昨年の今ごろ、電力自由化が話題になり、
駅には特設コーナーができて、チラシを配る人が多く立ち、
「鉄道会社が電気売るの?」と少なからず驚いたものです。
すると次々に電力自由化に参入する企業が宣伝を始めました。
鉄道会社だけでなく、ケーブルテレビ会社、生協、燃料会社、そしてSoftbankやauといった通信会社まで、
今や100社以上が参入しているそうです。
「ケーブルテレビ屋さんがどうやって電気売るの?」
と最初はチンプンカンプンでしたが、そうこう言っているうちに、今年4月からはガスも小売り自由化になります!

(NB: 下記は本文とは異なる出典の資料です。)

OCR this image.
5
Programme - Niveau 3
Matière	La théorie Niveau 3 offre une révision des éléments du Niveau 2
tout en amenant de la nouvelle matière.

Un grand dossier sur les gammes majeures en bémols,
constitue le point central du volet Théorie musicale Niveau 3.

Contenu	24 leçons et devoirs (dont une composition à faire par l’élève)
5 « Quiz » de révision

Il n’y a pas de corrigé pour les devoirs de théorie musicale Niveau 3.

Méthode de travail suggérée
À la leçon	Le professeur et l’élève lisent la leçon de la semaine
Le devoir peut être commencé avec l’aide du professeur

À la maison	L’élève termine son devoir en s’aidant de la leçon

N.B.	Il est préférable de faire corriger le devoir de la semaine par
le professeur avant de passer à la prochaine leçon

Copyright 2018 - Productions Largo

電力自由化もまだよくわかってないけど、電気はともかく、
ガスをガス会社以外が売るってなんか心配…、と思っているのは私だけでしょうか?
そこでガス自由化について、年に一度、ガス機器メンテナンスに来てくれるガス屋さんに聞いてみました。
Contents
はじめに、電力自由化のおさらい
(資源エネルギー庁ホームページより)
電力自由化とよく言われますが、正しくは「電力の小売全面自由化」となります。
電気もガスも目に見えませんが、私たちがお金を払って買って使っている商品と思ってください。

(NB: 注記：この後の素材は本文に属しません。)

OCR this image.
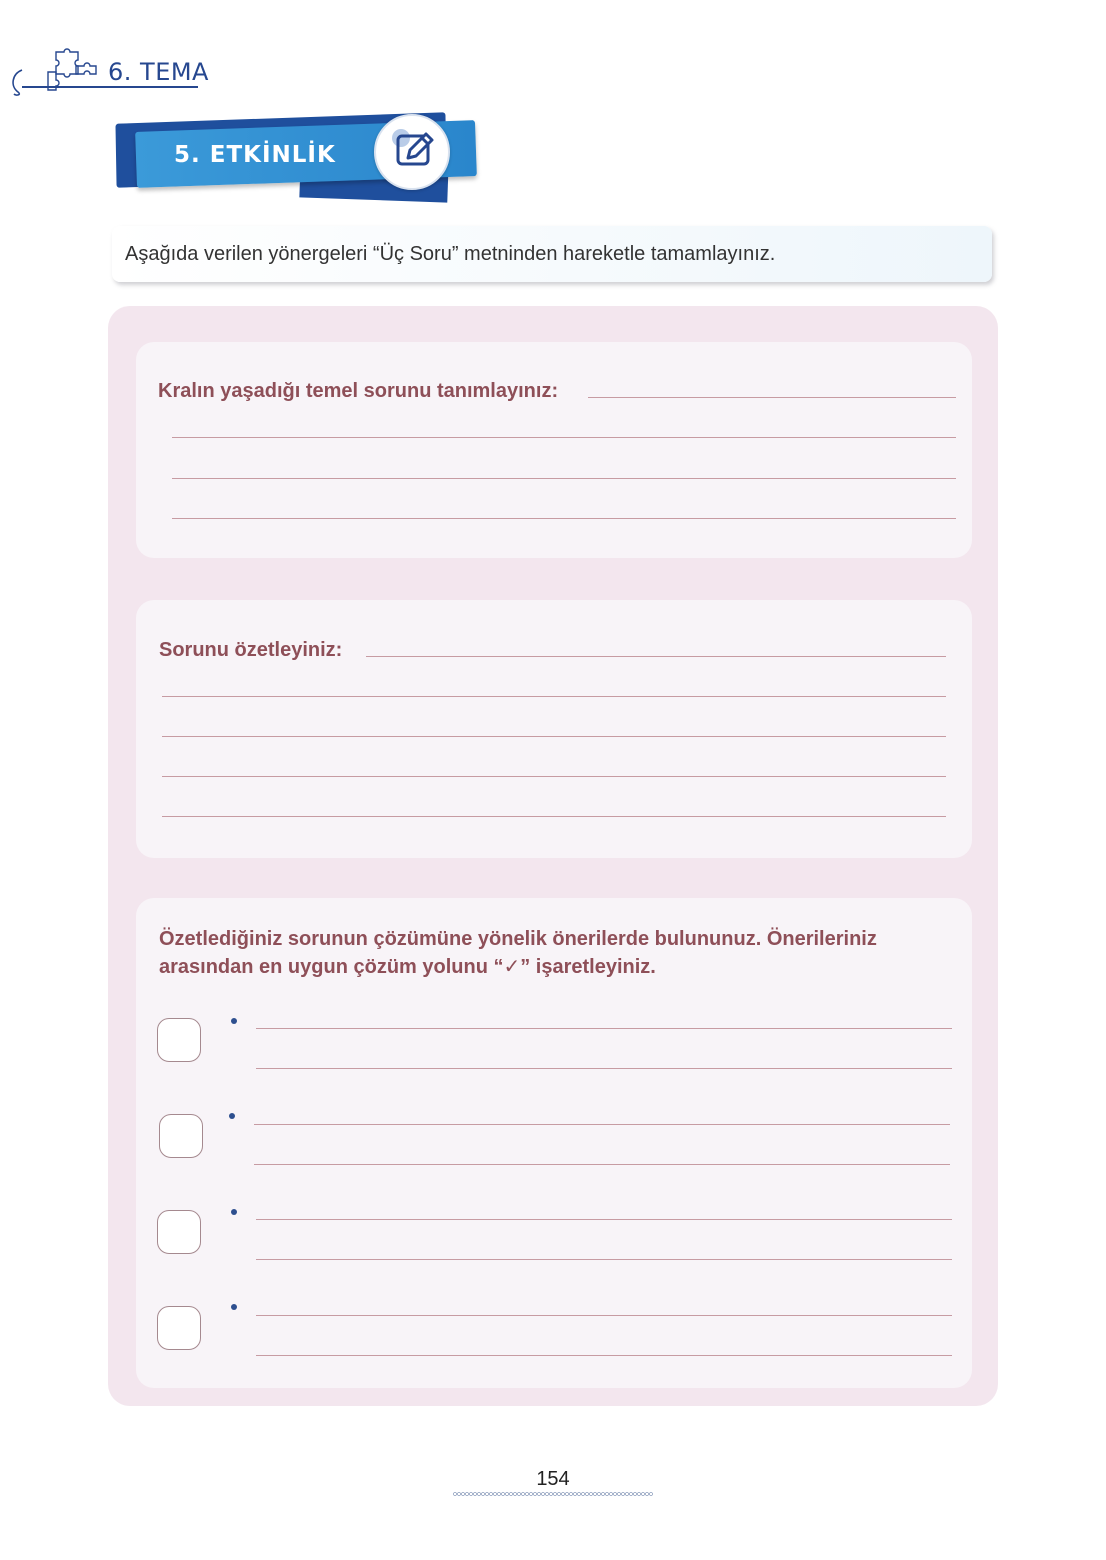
6. TEMA
5. ETKİNLİK
Aşağıda verilen yönergeleri “Üç Soru” metninden hareketle tamamlayınız.
Kralın yaşadığı temel sorunu tanımlayınız:
Sorunu özetleyiniz:
Özetlediğiniz sorunun çözümüne yönelik önerilerde bulununuz. Önerileriniz
arasından en uygun çözüm yolunu “✓” işaretleyiniz.
154
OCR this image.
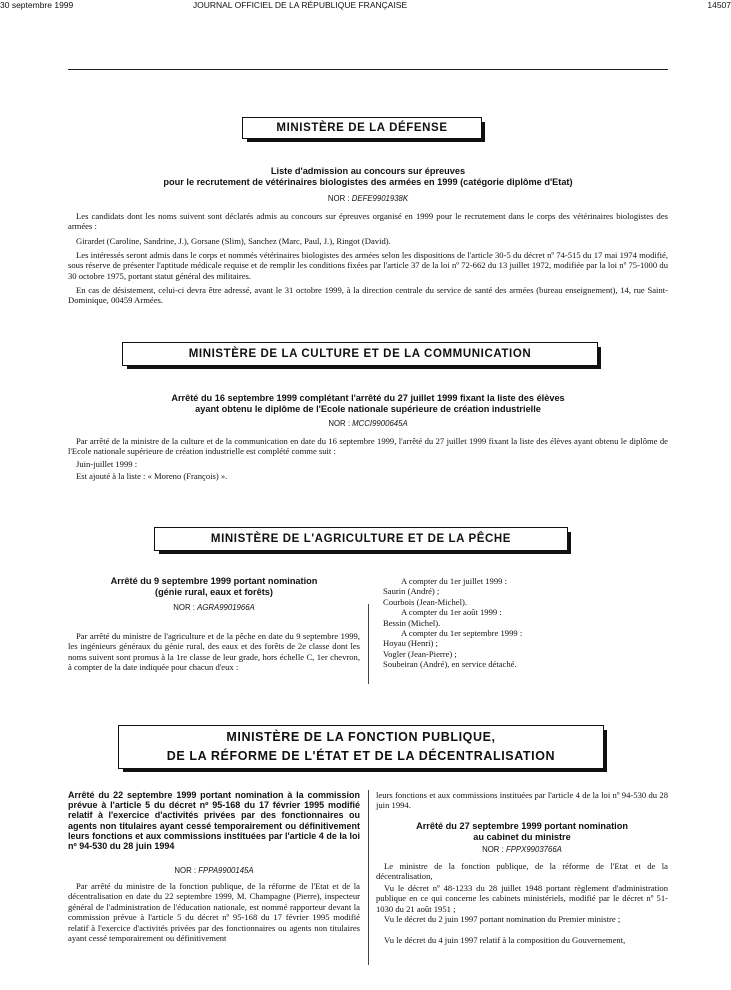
30 septembre 1999	JOURNAL OFFICIEL DE LA RÉPUBLIQUE FRANÇAISE	14507
MINISTÈRE DE LA DÉFENSE
Liste d'admission au concours sur épreuves
pour le recrutement de vétérinaires biologistes des armées en 1999 (catégorie diplôme d'Etat)
NOR : DEFE9901938K

Les candidats dont les noms suivent sont déclarés admis au concours sur épreuves organisé en 1999 pour le recrutement dans le corps des vétérinaires biologistes des armées :

Girardet (Caroline, Sandrine, J.), Gorsane (Slim), Sanchez (Marc, Paul, J.), Ringot (David).

Les intéressés seront admis dans le corps et nommés vétérinaires biologistes des armées selon les dispositions de l'article 30-5 du décret nº 74-515 du 17 mai 1974 modifié, sous réserve de présenter l'aptitude médicale requise et de remplir les conditions fixées par l'article 37 de la loi nº 72-662 du 13 juillet 1972, modifiée par la loi nº 75-1000 du 30 octobre 1975, portant statut général des militaires.

En cas de désistement, celui-ci devra être adressé, avant le 31 octobre 1999, à la direction centrale du service de santé des armées (bureau enseignement), 14, rue Saint-Dominique, 00459 Armées.

MINISTÈRE DE LA CULTURE ET DE LA COMMUNICATION
Arrêté du 16 septembre 1999 complétant l'arrêté du 27 juillet 1999 fixant la liste des élèves
ayant obtenu le diplôme de l'Ecole nationale supérieure de création industrielle
NOR : MCCI9900645A

Par arrêté de la ministre de la culture et de la communication en date du 16 septembre 1999, l'arrêté du 27 juillet 1999 fixant la liste des élèves ayant obtenu le diplôme de l'Ecole nationale supérieure de création industrielle est complété comme suit :

Juin-juillet 1999 :

Est ajouté à la liste : « Moreno (François) ».

MINISTÈRE DE L'AGRICULTURE ET DE LA PÊCHE
Arrêté du 9 septembre 1999 portant nomination
(génie rural, eaux et forêts)
NOR : AGRA9901966A

Par arrêté du ministre de l'agriculture et de la pêche en date du 9 septembre 1999, les ingénieurs généraux du génie rural, des eaux et des forêts de 2e classe dont les noms suivent sont promus à la 1re classe de leur grade, hors échelle C, 1er chevron, à compter de la date indiquée pour chacun d'eux :

A compter du 1er juillet 1999 :

Saurin (André) ;

Courbois (Jean-Michel).

A compter du 1er août 1999 :

Bessin (Michel).

A compter du 1er septembre 1999 :

Hoyau (Henri) ;

Vogler (Jean-Pierre) ;

Soubeiran (André), en service détaché.

MINISTÈRE DE LA FONCTION PUBLIQUE,
DE LA RÉFORME DE L'ÉTAT ET DE LA DÉCENTRALISATION
Arrêté du 22 septembre 1999 portant nomination à la commission prévue à l'article 5 du décret nº 95-168 du 17 février 1995 modifié relatif à l'exercice d'activités privées par des fonctionnaires ou agents non titulaires ayant cessé temporairement ou définitivement leurs fonctions et aux commissions instituées par l'article 4 de la loi nº 94-530 du 28 juin 1994
NOR : FPPA9900145A

Par arrêté du ministre de la fonction publique, de la réforme de l'Etat et de la décentralisation en date du 22 septembre 1999, M. Champagne (Pierre), inspecteur général de l'administration de l'éducation nationale, est nommé rapporteur devant la commission prévue à l'article 5 du décret nº 95-168 du 17 février 1995 modifié relatif à l'exercice d'activités privées par des fonctionnaires ou agents non titulaires ayant cessé temporairement ou définitivement

leurs fonctions et aux commissions instituées par l'article 4 de la loi nº 94-530 du 28 juin 1994.

Arrêté du 27 septembre 1999 portant nomination
au cabinet du ministre
NOR : FPPX9903766A

Le ministre de la fonction publique, de la réforme de l'Etat et de la décentralisation,

Vu le décret nº 48-1233 du 28 juillet 1948 portant règlement d'administration publique en ce qui concerne les cabinets ministériels, modifié par le décret nº 51-1030 du 21 août 1951 ;

Vu le décret du 2 juin 1997 portant nomination du Premier ministre ;

Vu le décret du 4 juin 1997 relatif à la composition du Gouvernement,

電力は、住んでいる地域によって売ってくれる会社が決まっていて、
たとえば関東地方なら東京電力、関西地方なら関西電力、九州は九州電力から購入することになっています。
お米も牛乳も洋服も、ほとんどの商品を私たちはそれぞれ好きなお店で購入していますよね。
味がよかったり、安かったり、お店自体が好きでよく行ったり、選ぶ理由も買い方もさまざまです。
しかし、電気はそうではありませんでした。
引っ越しをする前と後にはその地域の電力会社に連絡し、
「電気を止める」「電気を通す」といった連絡をしているように、決まったところから送られてくる電力を使用するしかありません。
電気(電力)はどこから来ているの?
そもそも、電気はどこでつくられ、家庭まで届いているかご存知でしょうか?
電気は水力発電所、原子力発電所、火力発電所などでつくられ、大規模変電所に送られます。
そこから中規模変電所、小規模変電所へ送られ、大きな工場やビルなどへも送られます。
家庭へは、小規模変電所から電柱を通り、柱上変圧器(柱上トランス)を通して、
6600Vほどだったものから家庭用の100~200Vになって送電されます。
家庭ではご存知の通り、電力メーターや分電盤などを通じて家電に届いていますよね。
このように各地でつくられた電気は、送電線を通って家庭へと送られているのですが、
これまではつくっている企業が販売していました。
たとえば東京電力がつくったので東京電力が販売します、というわけです。
電気には、農家がお米を作り、農協があって、スーパーが売る、といった間に入る人もいませんでした。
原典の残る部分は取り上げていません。